Niklas Hartweg vom Skiclub Einsiedeln hat sich schneller in der Biathlon-Weltelite etabliert als erwartet. Gerne schaut er auf die erfolgreiche Saison zurück.

Es ist erst ein halbes Jahr her, da sass Biathlet Niklas Hartweg beim Interview und gab seine Ziele für seinen ersten kompletten Weltcup-Winter preis. Konstante Ränge in den Top-30 peilte er damals an, mit einzelnen Top-20-Resultaten. Er lag definitiv falsch damit, im positiven Sinn. Er lief konstant, konstant gut bis hervorragend. Das blaue Trikot des besten U25-Läufers sowie den Pokal dazu hält er nun, nach Abschluss der langen Weltcup-Saison, in den Händen. «Wenn ich ganz ehrlich bin: Der erste Podestplatz in Kontiolahti zu Beginn der Saison gehört gar nicht unbedingt zu meinen besten Momenten der Saison», erklärt Niklas Hartweg überraschend. Ende November lief er im Einzel auf den unerwartet sensationellen 2. Rang hinter dem Schweden Martin Ponsiluoma. «Da hatte ich keinen Druck, realisierte erst viel später, was passiert war.» Es war der Anfang einer unglaublichen Saison, der Aufstieg an die Weltspitze. Am Schluss reichte es für den Wollerauer auf den 11. Rang im Gesamtweltcup. 608 Punkte konnte er sich in seiner Debut-Saison sichern.

Jahrelange Rivalität 16 Punkte mehr als der zweitbeste U25-Läufer, der Italiener Tommaso Giacomel.

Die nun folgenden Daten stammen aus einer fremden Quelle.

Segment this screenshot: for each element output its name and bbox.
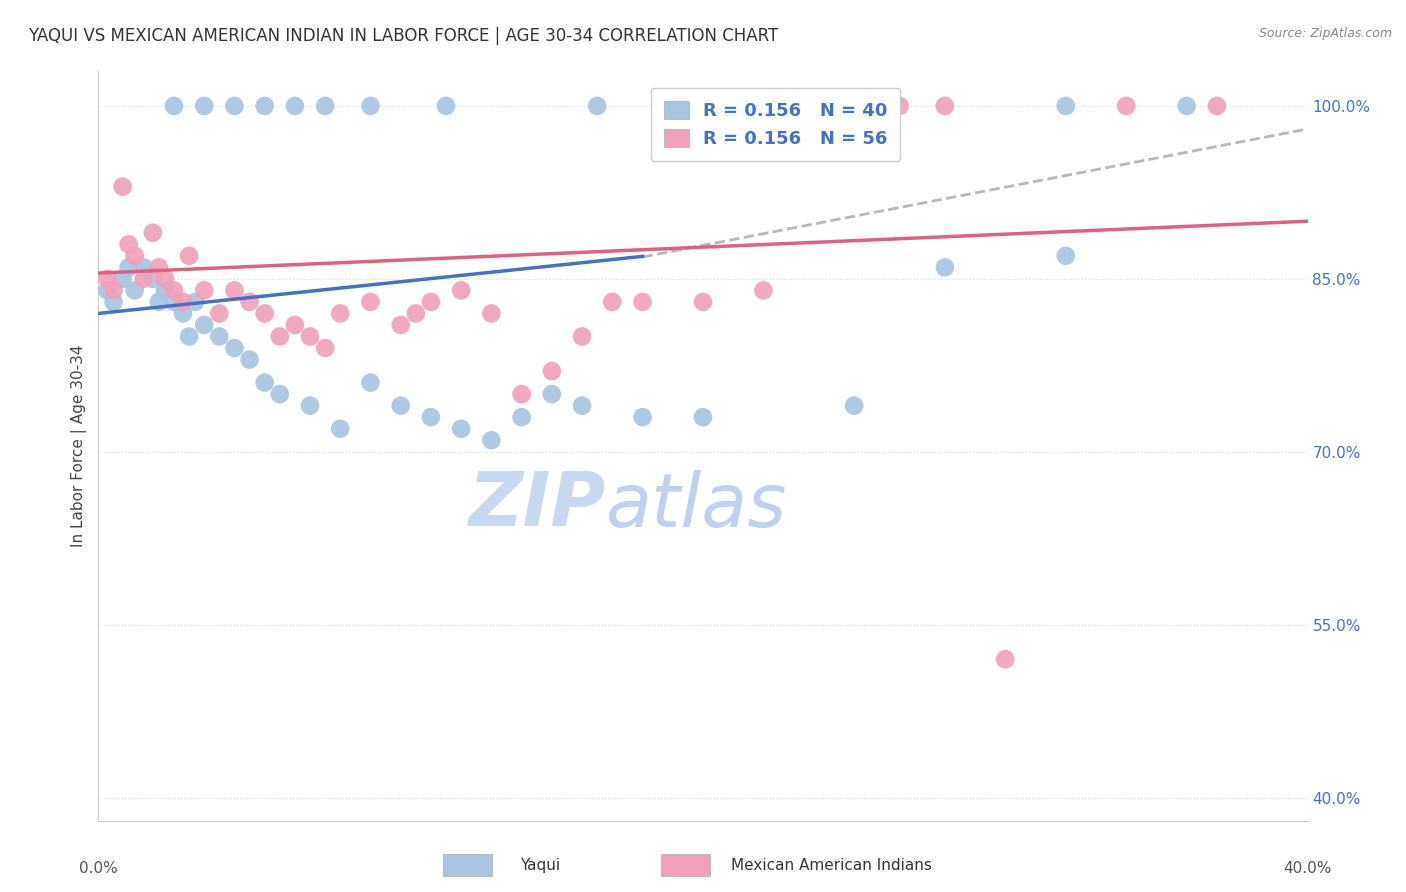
Point <box>132 260 155 275</box>
Point <box>692 99 714 113</box>
Text: 40.0%: 40.0% <box>1284 861 1331 876</box>
Point <box>284 99 307 113</box>
Point <box>1115 99 1137 113</box>
Point <box>299 399 322 413</box>
Point <box>148 260 170 275</box>
Legend: R = 0.156   N = 40, R = 0.156   N = 56: R = 0.156 N = 40, R = 0.156 N = 56 <box>651 88 900 161</box>
Point <box>692 294 714 309</box>
Point <box>163 99 186 113</box>
Point <box>1175 99 1198 113</box>
Point <box>111 179 134 194</box>
Point <box>148 294 170 309</box>
Point <box>269 329 291 343</box>
Point <box>153 272 176 286</box>
Point <box>224 99 246 113</box>
Text: 0.0%: 0.0% <box>79 861 118 876</box>
Point <box>132 272 155 286</box>
Point <box>1054 249 1077 263</box>
Point <box>184 294 207 309</box>
Point <box>481 434 503 448</box>
Point <box>193 284 215 298</box>
Point <box>118 260 141 275</box>
Point <box>284 318 307 332</box>
Point <box>253 306 276 320</box>
Point <box>163 284 186 298</box>
Point <box>253 99 276 113</box>
Text: Source: ZipAtlas.com: Source: ZipAtlas.com <box>1258 27 1392 40</box>
Point <box>571 329 593 343</box>
Point <box>631 294 654 309</box>
Point <box>172 294 194 309</box>
Point <box>934 260 956 275</box>
Point <box>389 318 412 332</box>
Point <box>1206 99 1229 113</box>
Point <box>540 364 562 378</box>
Point <box>752 284 775 298</box>
Point <box>692 410 714 425</box>
Point <box>873 99 896 113</box>
Text: ZIP: ZIP <box>470 469 606 542</box>
Text: YAQUI VS MEXICAN AMERICAN INDIAN IN LABOR FORCE | AGE 30-34 CORRELATION CHART: YAQUI VS MEXICAN AMERICAN INDIAN IN LABO… <box>28 27 779 45</box>
Point <box>124 284 146 298</box>
Point <box>124 249 146 263</box>
Point <box>142 272 165 286</box>
Point <box>96 284 118 298</box>
Point <box>360 376 382 390</box>
Point <box>329 422 352 436</box>
Point <box>193 99 215 113</box>
Point <box>179 329 201 343</box>
Point <box>405 306 427 320</box>
Point <box>1054 99 1077 113</box>
Point <box>172 306 194 320</box>
Point <box>239 352 262 367</box>
Point <box>314 99 336 113</box>
Point <box>96 272 118 286</box>
Point <box>314 341 336 355</box>
Point <box>844 399 866 413</box>
Point <box>208 329 231 343</box>
Point <box>118 237 141 252</box>
Point <box>586 99 609 113</box>
Point <box>889 99 911 113</box>
Point <box>420 410 443 425</box>
Point <box>602 294 624 309</box>
Point <box>420 294 443 309</box>
Point <box>239 294 262 309</box>
Point <box>329 306 352 320</box>
Point <box>450 422 472 436</box>
Point <box>193 318 215 332</box>
Point <box>450 284 472 298</box>
Text: Yaqui: Yaqui <box>520 858 561 872</box>
Point <box>828 99 851 113</box>
Point <box>208 306 231 320</box>
Point <box>389 399 412 413</box>
Point <box>103 284 125 298</box>
Point <box>224 284 246 298</box>
Point <box>153 284 176 298</box>
Point <box>103 294 125 309</box>
Point <box>179 249 201 263</box>
Point <box>540 387 562 401</box>
Point <box>269 387 291 401</box>
Point <box>142 226 165 240</box>
Point <box>111 272 134 286</box>
Point <box>299 329 322 343</box>
Point <box>481 306 503 320</box>
Point <box>360 294 382 309</box>
Point <box>934 99 956 113</box>
Text: atlas: atlas <box>606 470 787 542</box>
Y-axis label: In Labor Force | Age 30-34: In Labor Force | Age 30-34 <box>72 344 87 548</box>
Point <box>510 387 533 401</box>
Point <box>510 410 533 425</box>
Point <box>434 99 457 113</box>
Point <box>994 652 1017 666</box>
Point <box>631 410 654 425</box>
Point <box>224 341 246 355</box>
Point <box>360 99 382 113</box>
Point <box>253 376 276 390</box>
Point <box>571 399 593 413</box>
Point <box>163 294 186 309</box>
Text: Mexican American Indians: Mexican American Indians <box>731 858 932 872</box>
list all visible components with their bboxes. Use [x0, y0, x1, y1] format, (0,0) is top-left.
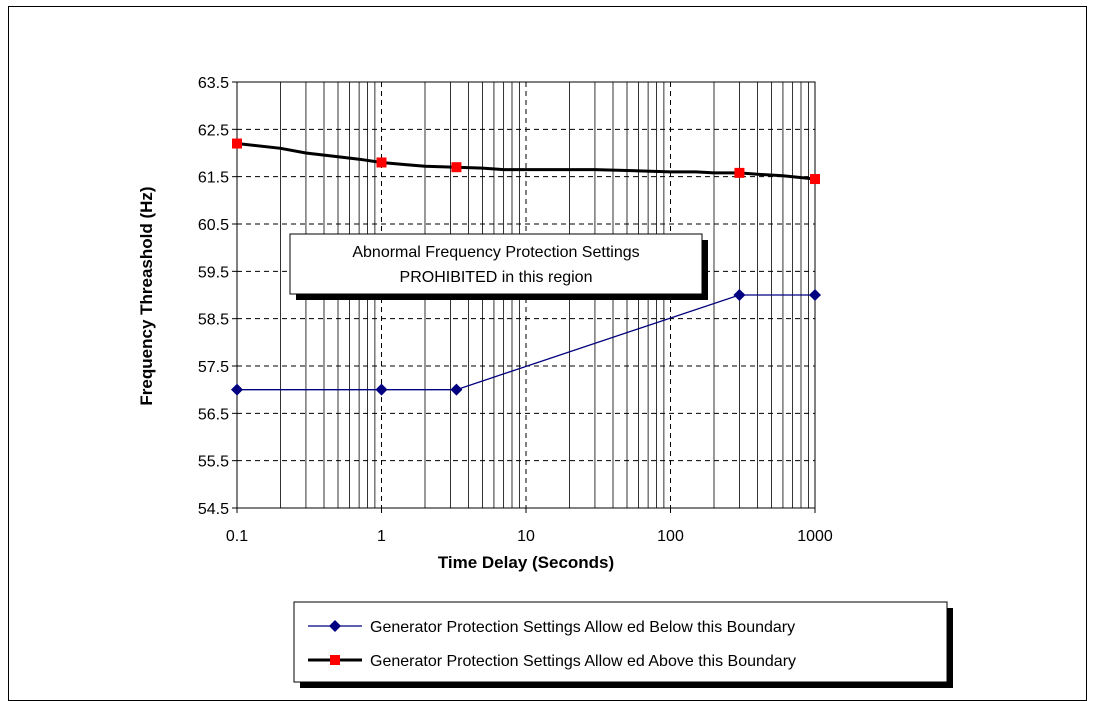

Die beiden verbindet eine jahrelange Rivalität, aber auch eine enge Freundschaft. «Beim ersten Rennen, als wir aufeinander trafen, ha-ben wir beide einen Schiessfehler gemacht und die genau gleiche Laufzeit realisiert. Wir standen als 15-Jährige beide zuoberst auf dem Podest», erinnert sich Hartweg. «Bis heute kämpfen wir beide leidenschaftlich um die Punkte.» Da ist kein Neid im Spiel, beide gönnen einander die Punkte. Dass Hartweg am Schluss der Saison den Pokal und das blaue Trikot in den Händen hält, das stand lange auf Messers Schneide. «Östersund war ein Desaster», urteilt Hartweg. Es war das zweitletzte Wochenende vor dem Finale in Oslo. Giacomel war in Hochform, Hartweg kam nicht auf Touren, lief nur hinterher. «Da haben mich Läufer stehengelassen, die ich sonst problemlos im Griff habe.» Der Italiener überholte den Wollerauer im Klassement und setzte sich im Ranking deutlich ab. Hartweg fühlte sich müde, muss-te das Training drei Tage lang aussetzen und ging ohne Form in Holmenkollen an den Start. Giacomel holte als 14. im Sprint wieder viele Punkte, Hartweg als 32. ein paar wenige.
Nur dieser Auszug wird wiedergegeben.